All of those facets of urban life have appeared until now to share a somewhat mysterious mathematical relationship. But this research suggests that this particular super-linear growth rate is directly tied to how dense cities enable us to connect to each other. As cities grow, our connections to each other grow by an exponential factor. And those connections are the root of productivity.
"What really happens when you move to a big city is you get to know a lot of different people, although they are not necessarily your 'friends,'" Pan says. "These are the people who bring different ideas, bring different opportunities, and meetings with other great people that may help you."
Bad infrastructure that divides us has the potential to wipe out the most fundamental benefit of cities.
Maybe this doesn’t sound like a novel discovery – that the inherent power of cities lies in our individual connections to each other. Other researchers have nipped at a similar idea, calculating, for example, the "social interaction potential" of place. But until recently, most economic thinking sidestepped the sheer value of human interaction in favor of explanations about the proximity of manufacturing, or the processes of production.

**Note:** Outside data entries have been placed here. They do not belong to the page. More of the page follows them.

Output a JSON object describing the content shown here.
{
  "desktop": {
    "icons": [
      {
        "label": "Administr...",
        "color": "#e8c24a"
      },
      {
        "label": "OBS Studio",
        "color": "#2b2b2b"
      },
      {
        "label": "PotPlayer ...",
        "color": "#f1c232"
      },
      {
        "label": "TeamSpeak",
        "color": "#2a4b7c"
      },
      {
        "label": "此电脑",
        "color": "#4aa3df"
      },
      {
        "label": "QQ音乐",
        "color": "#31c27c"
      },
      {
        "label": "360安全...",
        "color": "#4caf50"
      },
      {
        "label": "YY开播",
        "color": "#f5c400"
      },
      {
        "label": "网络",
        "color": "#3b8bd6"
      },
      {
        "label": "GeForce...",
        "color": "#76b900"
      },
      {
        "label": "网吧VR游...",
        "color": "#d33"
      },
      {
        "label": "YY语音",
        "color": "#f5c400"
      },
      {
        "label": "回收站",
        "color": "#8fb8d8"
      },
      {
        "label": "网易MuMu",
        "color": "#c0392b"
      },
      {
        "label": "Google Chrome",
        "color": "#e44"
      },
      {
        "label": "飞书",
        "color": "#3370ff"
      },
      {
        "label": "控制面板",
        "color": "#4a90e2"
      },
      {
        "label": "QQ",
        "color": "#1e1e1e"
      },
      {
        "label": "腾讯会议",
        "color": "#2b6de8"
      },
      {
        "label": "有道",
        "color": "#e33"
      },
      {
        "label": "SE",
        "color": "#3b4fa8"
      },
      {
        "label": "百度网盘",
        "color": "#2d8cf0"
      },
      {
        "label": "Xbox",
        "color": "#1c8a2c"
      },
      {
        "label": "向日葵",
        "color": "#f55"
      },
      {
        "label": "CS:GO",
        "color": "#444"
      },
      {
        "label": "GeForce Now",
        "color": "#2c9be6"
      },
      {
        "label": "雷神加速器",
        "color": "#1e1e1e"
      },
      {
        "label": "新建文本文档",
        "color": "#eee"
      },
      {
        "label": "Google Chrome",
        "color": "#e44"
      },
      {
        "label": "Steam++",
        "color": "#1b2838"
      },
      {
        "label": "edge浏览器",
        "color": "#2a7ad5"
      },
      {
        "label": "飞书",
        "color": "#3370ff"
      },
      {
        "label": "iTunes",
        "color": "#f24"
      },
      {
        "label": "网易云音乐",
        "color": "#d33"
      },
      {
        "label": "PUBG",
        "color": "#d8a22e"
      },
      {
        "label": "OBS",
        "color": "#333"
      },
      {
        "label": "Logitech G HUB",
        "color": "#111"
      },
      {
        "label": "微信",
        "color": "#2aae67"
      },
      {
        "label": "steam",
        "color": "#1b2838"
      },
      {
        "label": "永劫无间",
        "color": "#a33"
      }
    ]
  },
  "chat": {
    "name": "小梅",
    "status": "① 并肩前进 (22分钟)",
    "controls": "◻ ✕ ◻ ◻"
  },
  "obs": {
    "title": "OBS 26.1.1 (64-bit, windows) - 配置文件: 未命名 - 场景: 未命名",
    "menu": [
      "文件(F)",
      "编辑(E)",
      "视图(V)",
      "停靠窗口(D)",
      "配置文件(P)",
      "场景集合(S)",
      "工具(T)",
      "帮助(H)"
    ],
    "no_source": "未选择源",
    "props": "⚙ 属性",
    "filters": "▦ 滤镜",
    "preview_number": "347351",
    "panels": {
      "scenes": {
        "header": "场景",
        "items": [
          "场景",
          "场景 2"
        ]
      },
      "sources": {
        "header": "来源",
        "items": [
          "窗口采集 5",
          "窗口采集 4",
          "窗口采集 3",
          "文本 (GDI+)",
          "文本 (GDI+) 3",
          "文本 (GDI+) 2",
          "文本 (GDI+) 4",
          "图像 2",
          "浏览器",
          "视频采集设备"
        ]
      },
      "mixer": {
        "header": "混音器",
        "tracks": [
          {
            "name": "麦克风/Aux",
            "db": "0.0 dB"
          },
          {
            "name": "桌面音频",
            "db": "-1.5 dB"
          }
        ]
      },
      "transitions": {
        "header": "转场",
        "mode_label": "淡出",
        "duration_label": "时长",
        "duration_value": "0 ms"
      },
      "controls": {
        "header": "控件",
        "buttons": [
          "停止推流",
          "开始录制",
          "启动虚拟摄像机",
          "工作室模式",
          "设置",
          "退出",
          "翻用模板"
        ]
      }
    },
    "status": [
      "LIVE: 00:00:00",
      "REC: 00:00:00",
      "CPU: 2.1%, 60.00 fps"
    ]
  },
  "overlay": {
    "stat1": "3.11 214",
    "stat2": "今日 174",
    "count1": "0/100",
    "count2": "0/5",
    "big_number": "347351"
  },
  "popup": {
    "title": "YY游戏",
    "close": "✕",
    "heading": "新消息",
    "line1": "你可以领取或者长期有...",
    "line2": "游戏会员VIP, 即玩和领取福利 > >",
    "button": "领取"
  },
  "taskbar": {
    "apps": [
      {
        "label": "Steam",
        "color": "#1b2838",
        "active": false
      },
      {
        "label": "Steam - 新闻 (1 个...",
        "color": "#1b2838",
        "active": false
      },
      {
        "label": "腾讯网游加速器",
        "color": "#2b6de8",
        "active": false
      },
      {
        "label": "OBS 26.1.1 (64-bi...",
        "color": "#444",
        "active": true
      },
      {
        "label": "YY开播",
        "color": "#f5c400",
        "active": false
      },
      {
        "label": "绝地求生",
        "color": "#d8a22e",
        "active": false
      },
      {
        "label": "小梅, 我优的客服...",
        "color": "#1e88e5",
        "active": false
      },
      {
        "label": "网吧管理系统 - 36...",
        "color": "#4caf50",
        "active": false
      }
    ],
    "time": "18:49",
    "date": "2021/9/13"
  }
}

This explanation for the power of cities also raises some curious questions about those places that remain an exception to the model. In some African cities and Eastern mega-cities, innovation and productivity don’t grow super-linearly. Populations grow, but the benefits don’t accrue with them as we would expect. This is likely because transportation infrastructure in those places is so poor that people aren’t able to connect across town to each other. "To live on the west side of Beijing," Pan says, you never go to the east side."
And this tells us that bad infrastructure that divides us has the potential to wipe out the most fundamental benefit of cities.
The model also raises another question for future planning: Is it possible for metropolitan regions to grow so big that the super-linear relationship between population and productivity breaks down? Researchers don’t know, Pan says.
"It’s really hard to build a mega-city with good traffic infrastructure. We don’t have flying cars," he jokes. "Once we have that, we’ll know better. But so far, it’s hard."
The models suggest that when cities reach around 40 million residents, the benefits will start to tail off and eventually decline. But there isn’t a city in the world currently approaching that theoretical limit. And so we have a lot of time to think about what will happen when we get there.